Когда нет спасения, нет спасения и в слове. Все опустошено. Спаситель, роющий спасительный туннель, оказывается не кем иным, как препошлейшим месье Пьером, который отрубит герою голову. Вместо друга-соперника Кончеева другом героя в «Приглашении на казнь» прикидывается палач.
«Все сошлось, – констатирует Цинциннат в нетвердых словах, – то есть все обмануло – все это театральное, жалкое, – посулы ветреницы, влажный взгляд матери, стук за стеной, доброхотство соседа, наконец, холмы, подернувшиеся смертельной сыпью… Все обмануло, сойдясь, все.
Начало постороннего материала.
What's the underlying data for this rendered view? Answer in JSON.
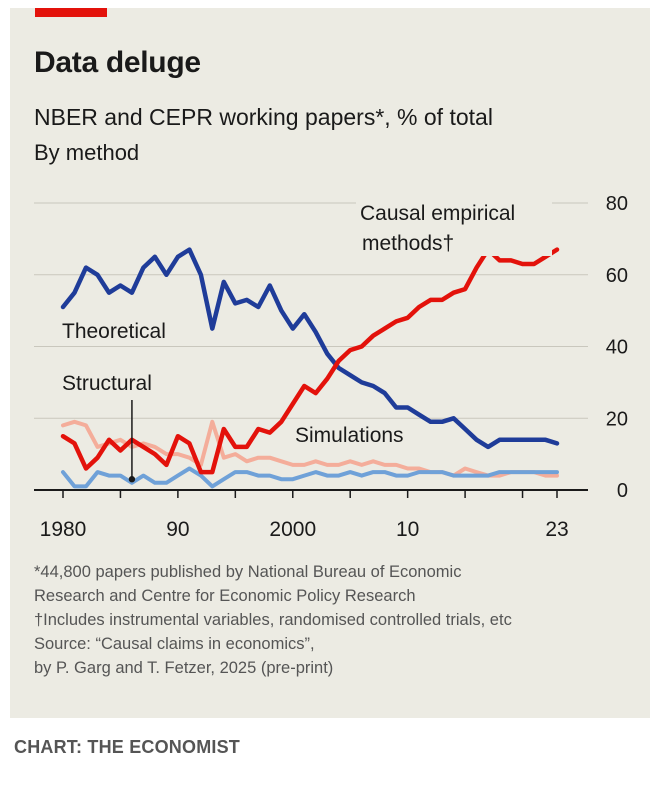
{
  "title": "Data deluge",
  "subtitle": "NBER and CEPR working papers*, % of total",
  "subtitle2": "By method",
  "notes": [
    "*44,800 papers published by National Bureau of Economic",
    "Research and Centre for Economic Policy Research",
    "†Includes instrumental variables, randomised controlled trials, etc",
    "Source: “Causal claims in economics”,",
    "by P. Garg and T. Fetzer, 2025 (pre-print)"
  ],
  "credit": "CHART: THE ECONOMIST",
  "colors": {
    "causal": "#e3120b",
    "theoretical": "#1f3c99",
    "structural": "#f4ad9a",
    "simulations": "#6fa1d8",
    "background": "#ecebe3",
    "brand_red": "#e3120b"
  },
  "chart_data": {
    "type": "line",
    "title": "Data deluge",
    "subtitle": "NBER and CEPR working papers*, % of total",
    "xlim": [
      1980,
      2023
    ],
    "ylim": [
      0,
      80
    ],
    "x_ticks": [
      1980,
      1985,
      1990,
      1995,
      2000,
      2005,
      2010,
      2015,
      2020,
      2023
    ],
    "x_tick_labels": [
      "1980",
      "90",
      "2000",
      "10",
      "23"
    ],
    "x_tick_label_values": [
      1980,
      1990,
      2000,
      2010,
      2023
    ],
    "y_ticks": [
      0,
      20,
      40,
      60,
      80
    ],
    "y_tick_labels": [
      "0",
      "20",
      "40",
      "60",
      "80"
    ],
    "y_axis_side": "right",
    "grid": true,
    "x": [
      1980,
      1981,
      1982,
      1983,
      1984,
      1985,
      1986,
      1987,
      1988,
      1989,
      1990,
      1991,
      1992,
      1993,
      1994,
      1995,
      1996,
      1997,
      1998,
      1999,
      2000,
      2001,
      2002,
      2003,
      2004,
      2005,
      2006,
      2007,
      2008,
      2009,
      2010,
      2011,
      2012,
      2013,
      2014,
      2015,
      2016,
      2017,
      2018,
      2019,
      2020,
      2021,
      2022,
      2023
    ],
    "series": [
      {
        "name": "Causal empirical methods†",
        "label": [
          "Causal empirical",
          "methods†"
        ],
        "color": "#e3120b",
        "values": [
          15,
          13,
          6,
          9,
          14,
          11,
          14,
          12,
          10,
          7,
          15,
          13,
          5,
          5,
          17,
          12,
          12,
          17,
          16,
          19,
          24,
          29,
          27,
          31,
          36,
          39,
          40,
          43,
          45,
          47,
          48,
          51,
          53,
          53,
          55,
          56,
          62,
          67,
          64,
          64,
          63,
          63,
          65,
          67
        ]
      },
      {
        "name": "Theoretical",
        "label": [
          "Theoretical"
        ],
        "color": "#1f3c99",
        "values": [
          51,
          55,
          62,
          60,
          55,
          57,
          55,
          62,
          65,
          60,
          65,
          67,
          60,
          45,
          58,
          52,
          53,
          51,
          57,
          50,
          45,
          49,
          44,
          38,
          34,
          32,
          30,
          29,
          27,
          23,
          23,
          21,
          19,
          19,
          20,
          17,
          14,
          12,
          14,
          14,
          14,
          14,
          14,
          13
        ]
      },
      {
        "name": "Structural",
        "label": [
          "Structural"
        ],
        "color": "#f4ad9a",
        "values": [
          18,
          19,
          18,
          12,
          13,
          14,
          12,
          13,
          12,
          10,
          10,
          9,
          7,
          19,
          9,
          10,
          8,
          9,
          9,
          8,
          7,
          7,
          8,
          7,
          7,
          8,
          7,
          8,
          7,
          7,
          6,
          6,
          5,
          5,
          4,
          6,
          5,
          4,
          4,
          5,
          5,
          5,
          4,
          4
        ]
      },
      {
        "name": "Simulations",
        "label": [
          "Simulations"
        ],
        "color": "#6fa1d8",
        "values": [
          5,
          1,
          1,
          5,
          4,
          4,
          2,
          4,
          2,
          2,
          4,
          6,
          4,
          1,
          3,
          5,
          5,
          4,
          4,
          3,
          3,
          4,
          5,
          4,
          4,
          5,
          4,
          5,
          5,
          4,
          4,
          5,
          5,
          5,
          4,
          4,
          4,
          4,
          5,
          5,
          5,
          5,
          5,
          5
        ]
      }
    ],
    "annotations": [
      {
        "text": "Structural",
        "marker_x": 1986,
        "marker_y": 3
      }
    ]
  }
}
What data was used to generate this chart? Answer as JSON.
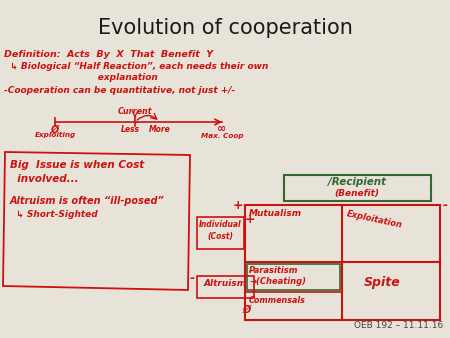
{
  "title": "Evolution of cooperation",
  "bg_color": "#e8e3d8",
  "title_color": "#1a1a1a",
  "red_color": "#cc1111",
  "green_color": "#336633",
  "footer": "OEB 192 – 11.11.16",
  "title_fontsize": 15,
  "line1a": "Definition:  Acts  By  X  That  Benefit  Y",
  "line1b": "  ↳ Biological “Half Reaction”, each needs their own",
  "line1c": "                              explanation",
  "line2": "-Cooperation can be quantitative, not just +/-",
  "current_label": "Current",
  "phi_label": "Ø",
  "exploiting_label": "Exploiting",
  "less_label": "Less",
  "more_label": "More",
  "inf_label": "∞",
  "maxcoop_label": "Max. Coop",
  "big_issue1": "Big  Issue is when Cost",
  "big_issue2": "  involved...",
  "altruism_ill": "Altruism is often “ill-posed”",
  "short_sighted": "  ↳ Short-Sighted",
  "recipient_label": "/Recipient",
  "benefit_label": "(Benefit)",
  "mutualism": "Mutualism",
  "exploitation": "Exploitation",
  "parasitism": "Parasitism",
  "cheating": "→(Cheating)",
  "spite": "Spite",
  "commensals": "Commensals",
  "individual_label": "Individual",
  "cost_label": "(Cost)",
  "altruism_box": "Altruism",
  "plus1": "+",
  "minus1": "-",
  "plus2": "+",
  "minus2": "-"
}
Вот тупик тутошней жизни, – и не в ее тесных пределах надо было искать спасения. Странно, что я искал спасения…»
Герой оказывается в предельном состоянии одиночества: «Нет в мире ни одного человека, говорящего на моем языке». По-прежнему, как и всегда, остается единственная опора на собственное «я»: «Я дохожу путем постепенного разоблачения до последней, неделимой, твердой, сияющей точки, и эта точка говорит: я есмь!.. и мне довольно этой точки – собственно, больше ничего не надо».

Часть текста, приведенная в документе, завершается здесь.